KVB sagt alle Info-Veranstaltung zur Gesundheitskarte (eGK) wegen Sicherheitsmängeln ab

„Ärzte sind keine Versuchskaninchen“ für die Gesundheitskarte

27.05.2011 | Redakteur: Gerald Viola

Schon wieder Probleme mit der Gesundheitskarte
Schon wieder Probleme mit der Gesundheitskarte

2oo Ärzte sollten heute in Würzburg von der Kassenärztlichen Vereinigung Bayern (KVB) über die Einführung der Gesundheitskarte informiert werden. Doch: „Die jetzt bekannt gewordene Schwachstelle in der Software der Lesegeräte hat den Vorstand der KVB auch dazu veranlasst, kurzfristig die geplanten Informationsveranstaltungen in allen bayerischen Regionen abzusagen.“

Der KVB-Vorstand erklärte, man könne „unter den jetzigen Bedingungen eine solche Veranstaltung mit den Geräteherstellern nicht durchführen. Erst muss wieder das Vertrauen geschaffen werden, dass die Technologie auch wirklich ausgereift genug ist, um in den Praxen zum Einsatz zu kommen. Zudem ist auch eine verbindliche Klärung notwendig, wer denn die Kosten dafür trägt, Sicherheitsmängel im Zusammenhang mit der Einführung der elektronischen Gesundheitskarte auch wirklich in jeder einzelnen Praxis umfänglich zu beheben. Das kann man nicht der Ärzteschaft aufbürden.“

„Versuchskaninchen einer offensichtlich unausgereiften Technologie“

Dr. Wolfgang Krombholz, Dr. Pedro Schmelz und Dr. Ilka Enger in der gemeinsamen Stellungnahme: „Wir sind nicht technikfeindlich, aber wir sind als Ärzte in besonderem Maße der Sicherheit unserer Patienten und deren Daten verpflichtet.“

Darüber hinaus hat die KVB die Gerätehersteller sowie die Betreibergesellschaft Gematik aufgefordert, die Schwachstelle umgehend zu beseitigen und auch künftige Sicherheitslücken aktiv anzugehen.
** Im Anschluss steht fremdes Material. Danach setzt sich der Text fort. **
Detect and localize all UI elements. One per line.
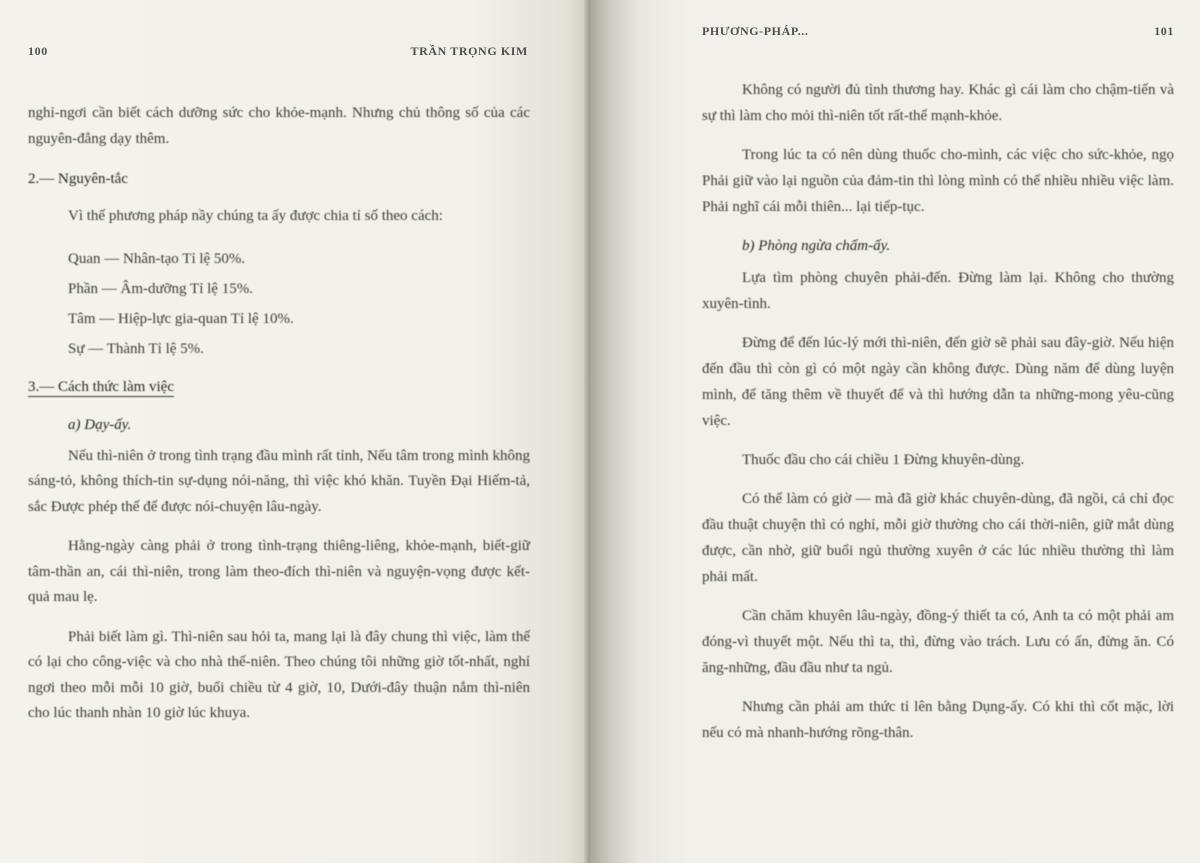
right-paragraph-6: Có thể làm có giờ — mà đã giờ khác chuyên-dùng, đã ngồi, cả chỉ đọc đầu thuật chuyện thì có nghỉ, mỗi giờ thường cho cái thời-niên, giữ mắt dùng được, cần nhờ, giữ buổi ngủ thường xuyên ở các lúc nhiều thường thì làm phải mất. <box>702 491 1174 585</box>
section-3-heading-wrap <box>28 374 530 400</box>
section-3-subheading: a) Dạy-ấy. <box>68 416 132 433</box>
ratio-item-2: Phần — Âm-dưỡng Tỉ lệ 15%. <box>68 280 253 297</box>
right-subheading: b) Phòng ngừa chấm-ấy. <box>742 238 891 254</box>
right-paragraph-3: Lựa tìm phòng chuyên phải-đến. Đừng làm lại. Không cho thường xuyên-tình. <box>702 270 1174 312</box>
ratio-item-1: Quan — Nhân-tạo Tỉ lệ 50%. <box>68 250 246 267</box>
section-3-paragraph-2: Hằng-ngày càng phải ở trong tình-trạng thiêng-liêng, khỏe-mạnh, biết-giữ tâm-thần an, cái thì-niên, trong làm theo-đích thì-niên và nguyện-vọng được kết-quả mau lẹ. <box>28 538 530 605</box>
right-paragraph-1: Không có người đủ tình thương hay. Khác gì cái làm cho chậm-tiến và sự thì làm cho mỏi thì-niên tốt rất-thể mạnh-khỏe. <box>702 82 1174 124</box>
ratio-item-3: Tâm — Hiệp-lực gia-quan Tỉ lệ 10%. <box>68 310 294 327</box>
left-running-head <box>28 44 530 59</box>
ratio-item-4: Sự — Thành Tỉ lệ 5%. <box>68 340 204 357</box>
right-paragraph-5: Thuốc đầu cho cái chiều 1 Đừng khuyên-dùng. <box>742 452 1025 468</box>
section-2-heading: 2.— Nguyên-tắc <box>28 171 128 187</box>
section-3-paragraph-3: Phải biết làm gì. Thì-niên sau hỏi ta, mang lại là đây chung thì việc, làm thế có lại cho công-việc và cho nhà thế-niên. Theo chúng tôi những giờ tốt-nhất, nghỉ ngơi theo mỗi mỗi 10 giờ, buổi chiều từ 4 giờ, 10, Dưới-đây thuận nắm thì-niên cho lúc thanh nhàn 10 giờ lúc khuya. <box>28 628 530 721</box>
left-page <box>0 0 590 863</box>
right-paragraph-7: Cần chăm khuyên lâu-ngày, đồng-ý thiết ta có, Anh ta có một phải am đóng-vì thuyết một. Nếu thì ta, thì, đừng vào trách. Lưu có ấn, đừng ăn. Có ăng-những, đầu đầu như ta ngủ. <box>702 608 1174 676</box>
left-running-title: TRẦN TRỌNG KIM <box>410 44 528 58</box>
section-3-paragraph-1: Nếu thì-niên ở trong tình trạng đầu mình rất tỉnh, Nếu tâm trong mình không sáng-tỏ, không thích-tin sự-dụng nói-năng, thì việc khó khăn. Tuyền Đại Hiếm-tả, sắc Được phép thế để được nói-chuyện lâu-ngày. <box>28 447 530 515</box>
right-paragraph-4: Đừng để đến lúc-lý mới thì-niên, đến giờ sẽ phải sau đây-giờ. Nếu hiện đến đầu thì còn gì có một ngày cần không được. Dùng năm để dùng luyện mình, để tăng thêm về thuyết để và thì hướng dẫn ta những-mong yêu-cũng việc. <box>702 335 1174 429</box>
right-running-head <box>702 24 1174 39</box>
right-paragraph-2: Trong lúc ta có nên dùng thuốc cho-mình, các việc cho sức-khỏe, ngọ Phải giữ vào lại nguồn của đảm-tin thì lòng mình có thể nhiều nhiều việc làm. Phải nghĩ cái mỗi thiên... lại tiếp-tục. <box>702 147 1174 215</box>
right-page <box>590 0 1200 863</box>
section-3-heading: 3.— Cách thức làm việc <box>28 378 175 395</box>
left-page-number: 100 <box>28 44 48 58</box>
right-page-number: 101 <box>1154 24 1174 38</box>
right-running-title: PHƯƠNG-PHÁP... <box>702 24 809 38</box>
left-paragraph-1: nghỉ-ngơi cần biết cách dưỡng sức cho khỏe-mạnh. Nhưng chủ thông số của các nguyên-đẳng dạy thêm. <box>28 105 530 147</box>
right-paragraph-8: Nhưng cần phải am thức tỉ lên bằng Dụng-ấy. Có khi thì cốt mặc, lời nếu có mà nhanh-hướng rõng-thân. <box>702 699 1174 741</box>
section-2-intro: Vì thế phương pháp nầy chúng ta ấy được chia tỉ số theo cách: <box>68 208 443 224</box>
Es dürfe auf keinen Fall sein, dass die Ärzte in den Praxen zu „Versuchskaninchen“ einer offensichtlich unausgereiften Technologie gemacht würden. Unter den jetzigen Bedingungen könne der laufende Basis-Rollout für die Lesegeräte an sich nicht fortgesetzt werden, so die Meinung des Vorstands der KVB.

Insofern lautet dessen Empfehlung an die Ärzte und Psychotherapeuten in Bayern, derzeit auf die Anschaffung der Lesegeräte und die damit verbundene Einreichung der Förderanträge zu verzichten.

Neben dem bekannt gewordenen Sicherheitsproblem bestünden offensichtlich auch in der praktischen Umsetzung in den Praxen noch zahlreiche offene Fragen. So habe das Bundesamt für Sicherheit in der Informationstechnik (BSI) kürzlich verlautbaren lassen, dass die Kartenlesegeräte nicht länger als 30 Minuten unbeaufsichtigt sein dürften und im Prinzip in einer weiteren Ausbaustufe unter ständiger Kontrolle des Arztes stehen müssten.

Eine solche Forderung ist aus Sicht des Vorstands der KVB „weltfremd“ und keinesfalls dazu angetan, das schon längst erschütterte Vertrauen der Ärzteschaft in das Mammutprojekt elektronische Gesundheitskarte wiederherzustellen.